FORT WORTH -- The Naval Air Station Fort Worth commander, Capt. T.D. Smyers, has worried since he took command of the installation about the distance many servicemen and women have to travel to work every day.

With fewer than 100 family housing units on base and comparatively few housing options nearby, thousands of uniformed military personnel and civilians live in Saginaw, Aledo, Arlington, Denton and farther, increasing the chance of wrecks and tardiness and contributing to the congestion in and around the west-side base every morning and evening.

"We're like a commuter college," Smyers said. "All of those factors degrade our mission readiness. Having war fighters driving 30 or 45 miles a day is not an attractive aspect of our business model."

Smyers and civic leaders who work closely with the base hope that a federal grant awarded to the North Central Texas Council of Governments will provide opportunities to address housing, zoning and transportation issues facing the base and the cities surrounding it.

"The Regional Coordination Committee was created for the six municipalities to dream, and now we've got some money behind it to formalize these ideas," said Paul Paine, chairman of the committee and a retired commander of the base. "Collectively, we've never had this level of cooperation."

Studying the problems

The council of governments will administer the three-year $640,000 grant from the Housing and Urban Development Department, which was jointly sought by members of the Regional Coordination Committee. The committee has high-level representatives from the base, Fort Worth, White Settlement, Westworth Village, Lake Worth, Benbrook, River Oaks and Tarrant County.

The council of governments expects to sign a contract with HUD in the coming weeks to begin work on multiple studies, said Tamara Cook, a senior transportation planner.
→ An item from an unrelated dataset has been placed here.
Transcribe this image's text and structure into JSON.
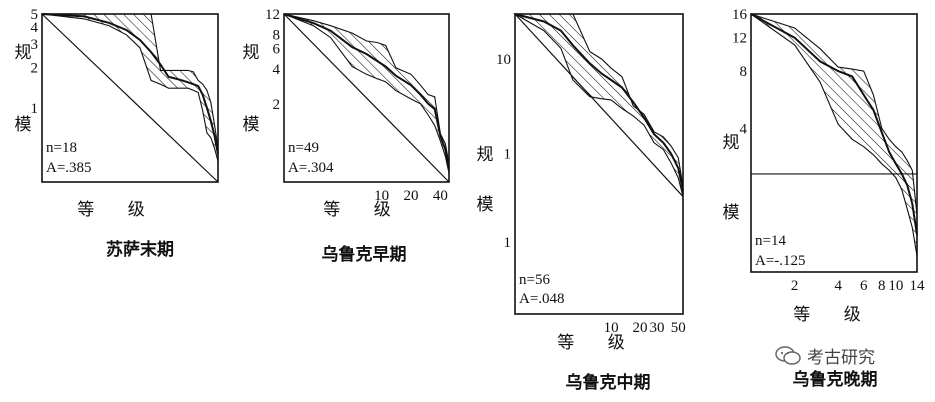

The grant will fund studies and work in four areas -- transportation, housing and retail, updating comprehensive development plans and establishing similar building codes among the cities that will mitigate aircraft noise.

None have quite as much potential, though, as looking at potential solutions to the housing shortage near the base. More than three-quarters of the base's housing was given to Westworth Village after Carswell Air Force Base closed in 1993 and was redeveloped into a thriving retail corridor and luxury neighborhood.

As a result, Smyers said, he has only 83 family housing units, and the Navy has no plans to build more. Single servicemen and women live in barracks, and reservists typically live in their own housing locally. But the base has a significant active-duty population of families that move in and out of the area every few years.

"The demand far outstrips the supply I've got," Smyers said.


Smyers said he would like to find private developers to build a mix of single-family houses and townhouses near the base, and he would be sure to fill them with sailors, airmen, Marines and soldiers who choose to rent.

"What we're not doing anymore in the housing business represents an opportunity for private enterprise," he said. "What we're hoping from a comprehensive study is that it will inform our dialogue on development and ensure that the direction we take is the right direction."

The council of governments will also continue looking into the traffic situation around the base, including the possibilities of adding bicycle lanes and better synchronizing lights on Texas 183.

"We need to be looking at 'What are the other things besides driving your car that are possible?'" Cook said.

For example, the base is talking with officials from the Fort Worth Transportation Authority because no bus lines stop near the installation, and Smyers would like to make sure the base isn't overlooked when light rail is talked about regionally.

It is also important, Smyers and Paine said, that housing and retail be developed outside the base's noise contours and accident zones, a point that has driven much of the development discussion among the cities for the last four years.

"We need to figure out where the opportunities are for possible residential growth that is in harmony with the base," Paine said. "I don't want to see a residential development that creates a traffic congestion problem, for example.

"I don't think any of us knows where this is going to lead, but there is great potential."